Nintendo Software Technology Corporation, doing business as Nintendo Software Technology (NST), is an American video game developer. NST was created by Nintendo as a first-party developer to create games for the North American market, though their games have also been released worldwide. The company was founded by Minoru Arakawa and Claude Comair in 1998 and is located inside of Nintendo of America's headquarters in Redmond, Washington.

History 

The establishment took place in 1998 through a collaboration with the private university DigiPen Institute of Technology, also located in Redmond. The offices opened with several doctorate level instructors and some recent graduates of the university working with several Nintendo of America designers and producers. Their first game, Bionic Commando: Elite Forces, was released for the Game Boy Color in 1999 and was a sequel of Capcom's Bionic Commando.

Over the years, NST has developed many games for Nintendo consoles such as the Mario vs. Donkey Kong series, Wave Race: Blue Storm, and Metroid Prime Hunters.

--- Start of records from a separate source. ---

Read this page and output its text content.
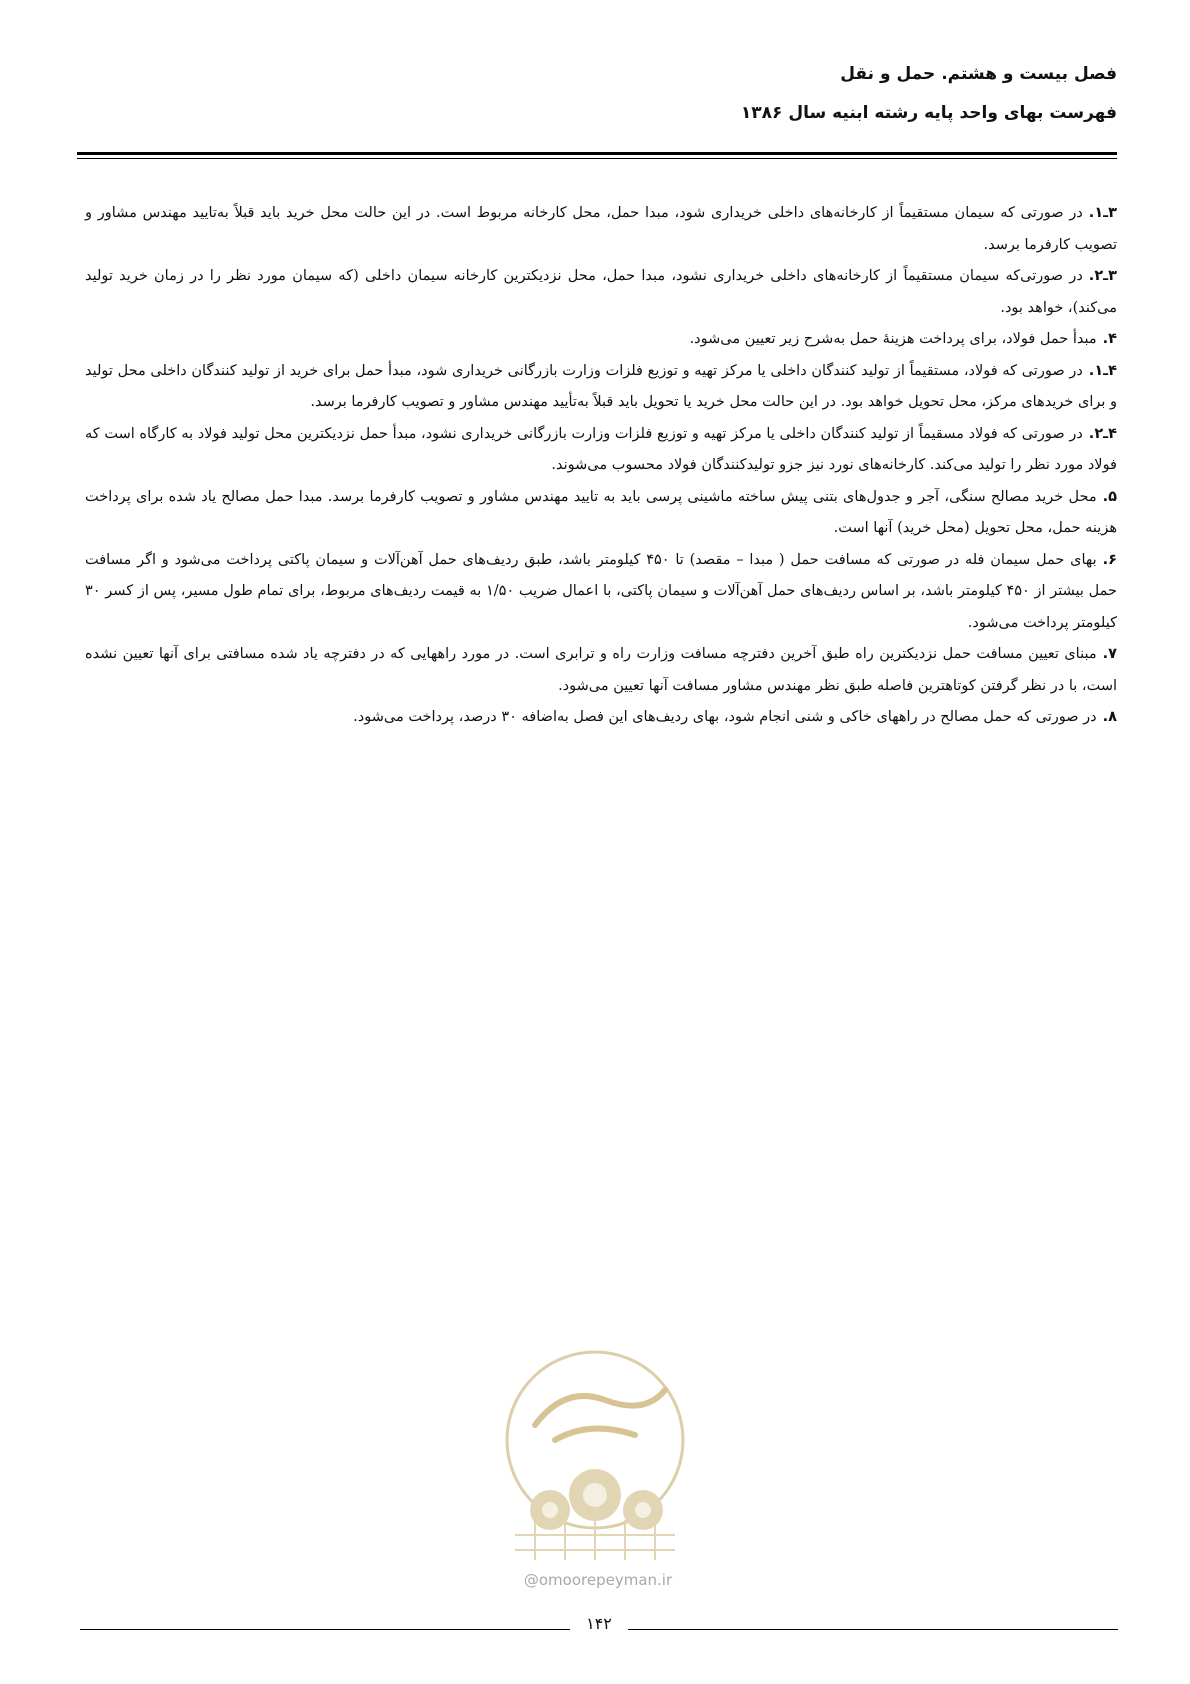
فصل بیست و هشتم. حمل و نقل
فهرست بهای واحد پایه رشته ابنیه سال ۱۳۸۶

۳ـ۱.در صورتی که سیمان مستقیماً از کارخانه‌های داخلی خریداری شود، مبدا حمل، محل کارخانه مربوط است. در این حالت محل خرید باید قبلاً به‌تایید مهندس مشاور و تصویب کارفرما برسد.

۳ـ۲.در صورتی‌که سیمان مستقیماً از کارخانه‌های داخلی خریداری نشود، مبدا حمل، محل نزدیکترین کارخانه سیمان داخلی (که سیمان مورد نظر را در زمان خرید تولید می‌کند)، خواهد بود.

۴.مبدأ حمل فولاد، برای پرداخت هزینهٔ حمل به‌شرح زیر تعیین می‌شود.

۴ـ۱.در صورتی که فولاد، مستقیماً از تولید کنندگان داخلی یا مرکز تهیه و توزیع فلزات وزارت بازرگانی خریداری شود، مبدأ حمل برای خرید از تولید کنندگان داخلی محل تولید و برای خریدهای مرکز، محل تحویل خواهد بود. در این حالت محل خرید یا تحویل باید قبلاً به‌تأیید مهندس مشاور و تصویب کارفرما برسد.

۴ـ۲.در صورتی که فولاد مسقیماً از تولید کنندگان داخلی یا مرکز تهیه و توزیع فلزات وزارت بازرگانی خریداری نشود، مبدأ حمل نزدیکترین محل تولید فولاد به کارگاه است که فولاد مورد نظر را تولید می‌کند. کارخانه‌های نورد نیز جزو تولیدکنندگان فولاد محسوب می‌شوند.

۵.محل خرید مصالح سنگی، آجر و جدول‌های بتنی پیش ساخته ماشینی پرسی باید به تایید مهندس مشاور و تصویب کارفرما برسد. مبدا حمل مصالح یاد شده برای پرداخت هزینه حمل، محل تحویل (محل خرید) آنها است.

۶.بهای حمل سیمان فله در صورتی که مسافت حمل ( مبدا – مقصد) تا ۴۵۰ کیلومتر باشد، طبق ردیف‌های حمل آهن‌آلات و سیمان پاکتی پرداخت می‌شود و اگر مسافت حمل بیشتر از ۴۵۰ کیلومتر باشد، بر اساس ردیف‌های حمل آهن‌آلات و سیمان پاکتی، با اعمال ضریب ۱/۵۰ به قیمت ردیف‌های مربوط، برای تمام طول مسیر، پس از کسر ۳۰ کیلومتر پرداخت می‌شود.

۷.مبنای تعیین مسافت حمل نزدیکترین راه طبق آخرین دفترچه مسافت وزارت راه و ترابری است. در مورد راههایی که در دفترچه یاد شده مسافتی برای آنها تعیین نشده است، با در نظر گرفتن کوتاهترین فاصله طبق نظر مهندس مشاور مسافت آنها تعیین می‌شود.

۸.در صورتی که حمل مصالح در راههای خاکی و شنی انجام شود، بهای ردیف‌های این فصل به‌اضافه ۳۰ درصد، پرداخت می‌شود.

@omoorepeyman.ir
۱۴۲
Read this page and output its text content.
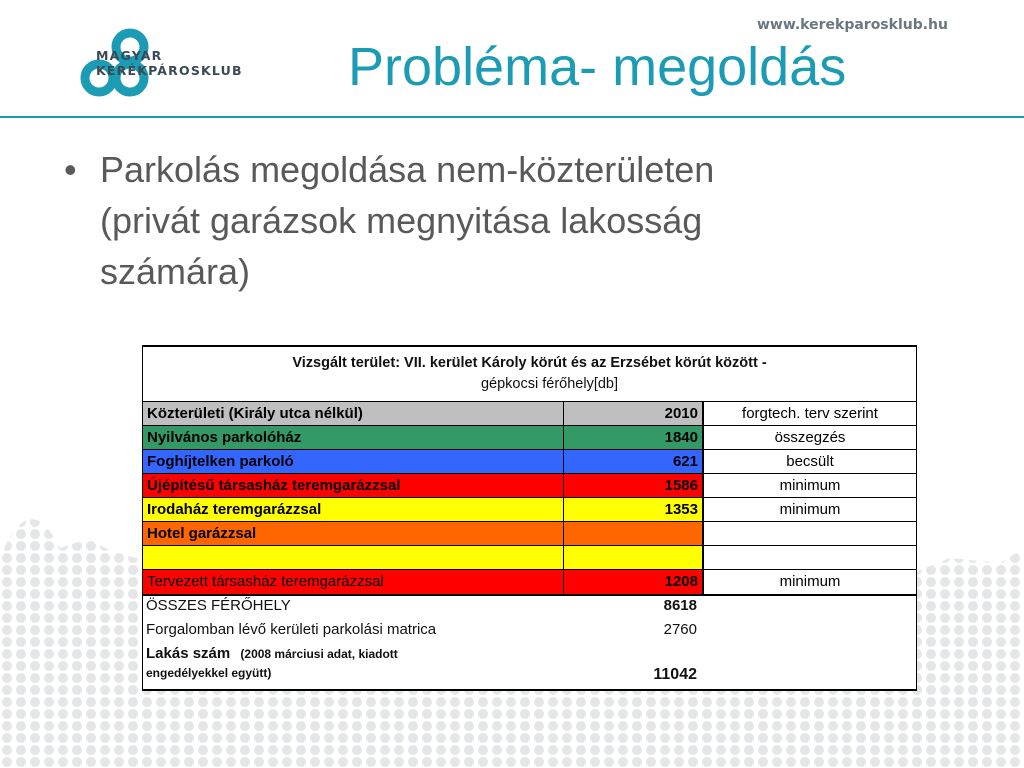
MAGYAR
KERÉKPÁROSKLUB
www.kerekparosklub.hu
Probléma- megoldás
• Parkolás megoldása nem-közterületen
(privát garázsok megnyitása lakosság
számára)
Vizsgált terület: VII. kerület Károly körút és az Erzsébet körút között -
gépkocsi férőhely[db]
Közterületi (Király utca nélkül)	2010	forgtech. terv szerint
Nyilvános parkolóház	1840	összegzés
Foghíjtelken parkoló	621	becsült
Újépítésű társasház teremgarázzsal	1586	minimum
Irodaház teremgarázzsal	1353	minimum
Hotel garázzsal		

Tervezett társasház teremgarázzsal	1208	minimum
ÖSSZES FÉRŐHELY	8618
Forgalomban lévő kerületi parkolási matrica	2760
Lakás szám (2008 márciusi adat, kiadott
engedélyekkel együtt)	11042
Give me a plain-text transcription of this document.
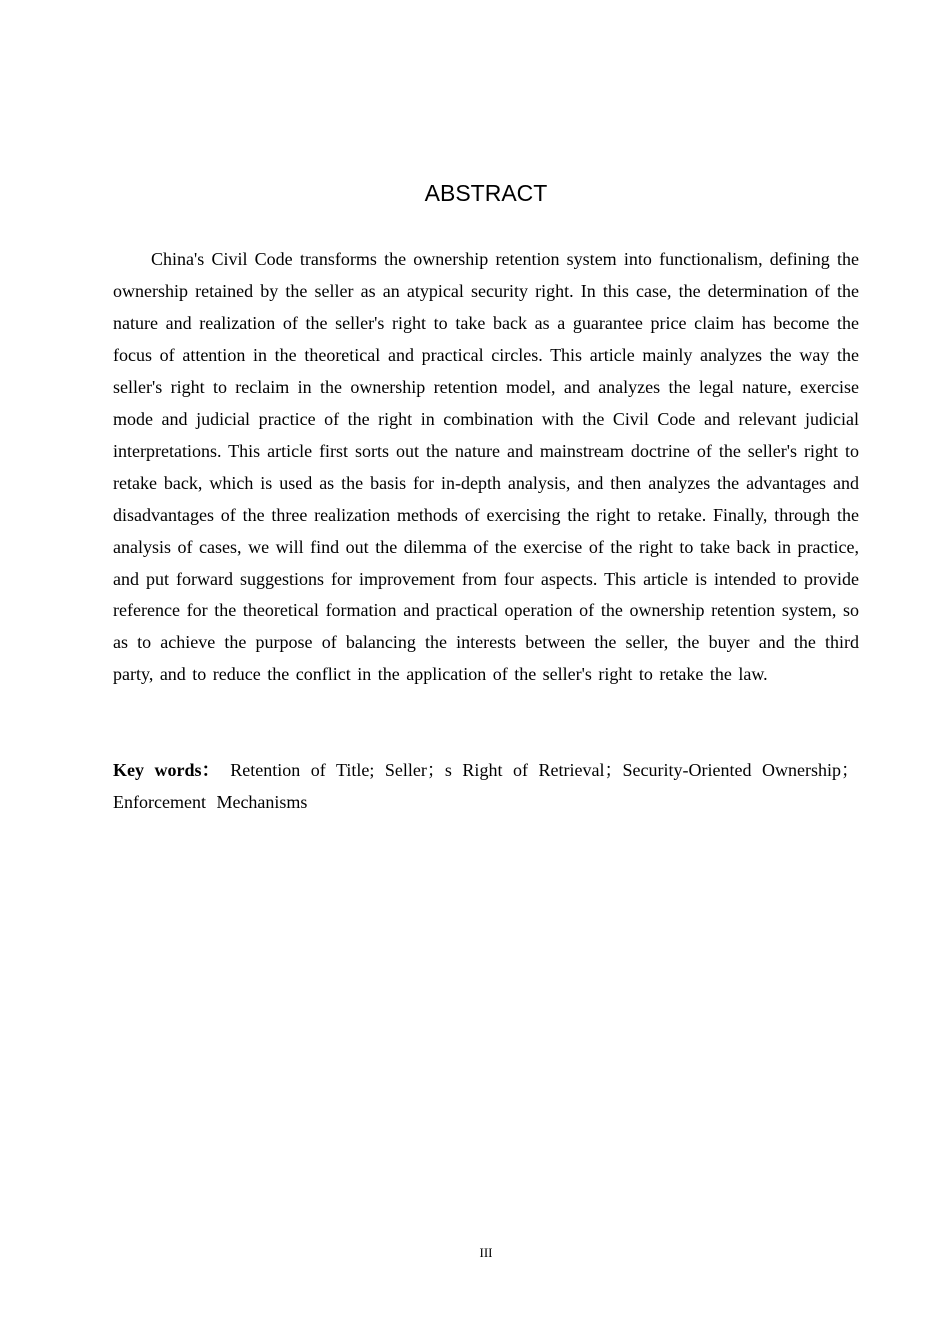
ABSTRACT

China's Civil Code transforms the ownership retention system into functionalism, defining the ownership retained by the seller as an atypical security right. In this case, the determination of the nature and realization of the seller's right to take back as a guarantee price claim has become the focus of attention in the theoretical and practical circles. This article mainly analyzes the way the seller's right to reclaim in the ownership retention model, and analyzes the legal nature, exercise mode and judicial practice of the right in combination with the Civil Code and relevant judicial interpretations. This article first sorts out the nature and mainstream doctrine of the seller's right to retake back, which is used as the basis for in-depth analysis, and then analyzes the advantages and disadvantages of the three realization methods of exercising the right to retake. Finally, through the analysis of cases, we will find out the dilemma of the exercise of the right to take back in practice, and put forward suggestions for improvement from four aspects. This article is intended to provide reference for the theoretical formation and practical operation of the ownership retention system, so as to achieve the purpose of balancing the interests between the seller, the buyer and the third party, and to reduce the conflict in the application of the seller's right to retake the law.

Key words： Retention of Title; Seller；s Right of Retrieval；Security-Oriented Ownership；Enforcement Mechanisms

III
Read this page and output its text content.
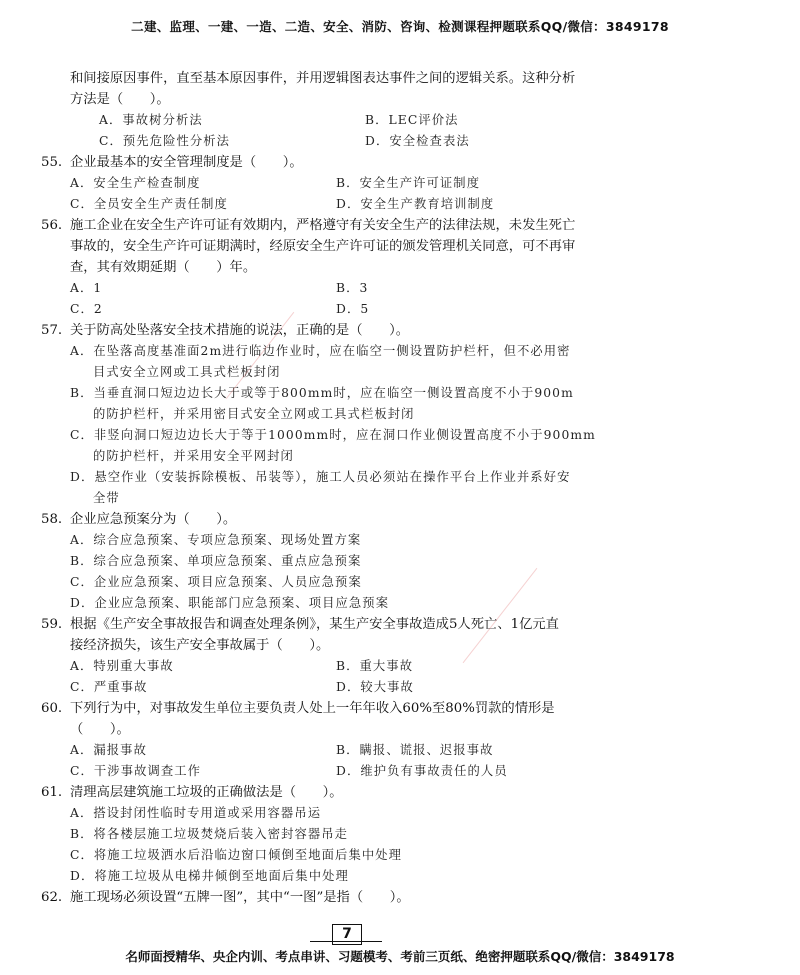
二建、监理、一建、一造、二造、安全、消防、咨询、检测课程押题联系QQ/微信：3849178
和间接原因事件，直至基本原因事件，并用逻辑图表达事件之间的逻辑关系。这种分析
方法是（　　）。
A．事故树分析法	B．LEC评价法
C．预先危险性分析法	D．安全检查表法
55. 企业最基本的安全管理制度是（　　）。
A．安全生产检查制度	B．安全生产许可证制度
C．全员安全生产责任制度	D．安全生产教育培训制度
56. 施工企业在安全生产许可证有效期内，严格遵守有关安全生产的法律法规，未发生死亡
事故的，安全生产许可证期满时，经原安全生产许可证的颁发管理机关同意，可不再审
查，其有效期延期（　　）年。
A．1	B．3
C．2	D．5
57. 关于防高处坠落安全技术措施的说法，正确的是（　　）。
A．在坠落高度基准面2m进行临边作业时，应在临空一侧设置防护栏杆，但不必用密
目式安全立网或工具式栏板封闭
B．当垂直洞口短边边长大于或等于800mm时，应在临空一侧设置高度不小于900m
的防护栏杆，并采用密目式安全立网或工具式栏板封闭
C．非竖向洞口短边边长大于等于1000mm时，应在洞口作业侧设置高度不小于900mm
的防护栏杆，并采用安全平网封闭
D．悬空作业（安装拆除模板、吊装等），施工人员必须站在操作平台上作业并系好安
全带
58. 企业应急预案分为（　　）。
A．综合应急预案、专项应急预案、现场处置方案
B．综合应急预案、单项应急预案、重点应急预案
C．企业应急预案、项目应急预案、人员应急预案
D．企业应急预案、职能部门应急预案、项目应急预案
59. 根据《生产安全事故报告和调查处理条例》，某生产安全事故造成5人死亡、1亿元直
接经济损失，该生产安全事故属于（　　）。
A．特别重大事故	B．重大事故
C．严重事故	D．较大事故
60. 下列行为中，对事故发生单位主要负责人处上一年年收入60%至80%罚款的情形是
（　　）。
A．漏报事故	B．瞒报、谎报、迟报事故
C．干涉事故调查工作	D．维护负有事故责任的人员
61. 清理高层建筑施工垃圾的正确做法是（　　）。
A．搭设封闭性临时专用道或采用容器吊运
B．将各楼层施工垃圾焚烧后装入密封容器吊走
C．将施工垃圾洒水后沿临边窗口倾倒至地面后集中处理
D．将施工垃圾从电梯井倾倒至地面后集中处理
62. 施工现场必须设置“五牌一图”，其中“一图”是指（　　）。
7
名师面授精华、央企内训、考点串讲、习题模考、考前三页纸、绝密押题联系QQ/微信：3849178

NST started developing Project H.A.M.M.E.R. For the Nintendo Wii but several problems landed the project in 'development hell'. A large amount of funding was spent on cut-scenes early in development and so when the project started to fall behind managers didn't want to end it because of the capital already spent. The American developers suggested that the problem was the gameplay however the Japanese managers believed the problems were the environments. This dispute, among others, made the project drag on for a number of years before it was totally abandoned and a large number of staff were made redundant.

DigiPen's Main Campus was based in the same building as theirs until 2010.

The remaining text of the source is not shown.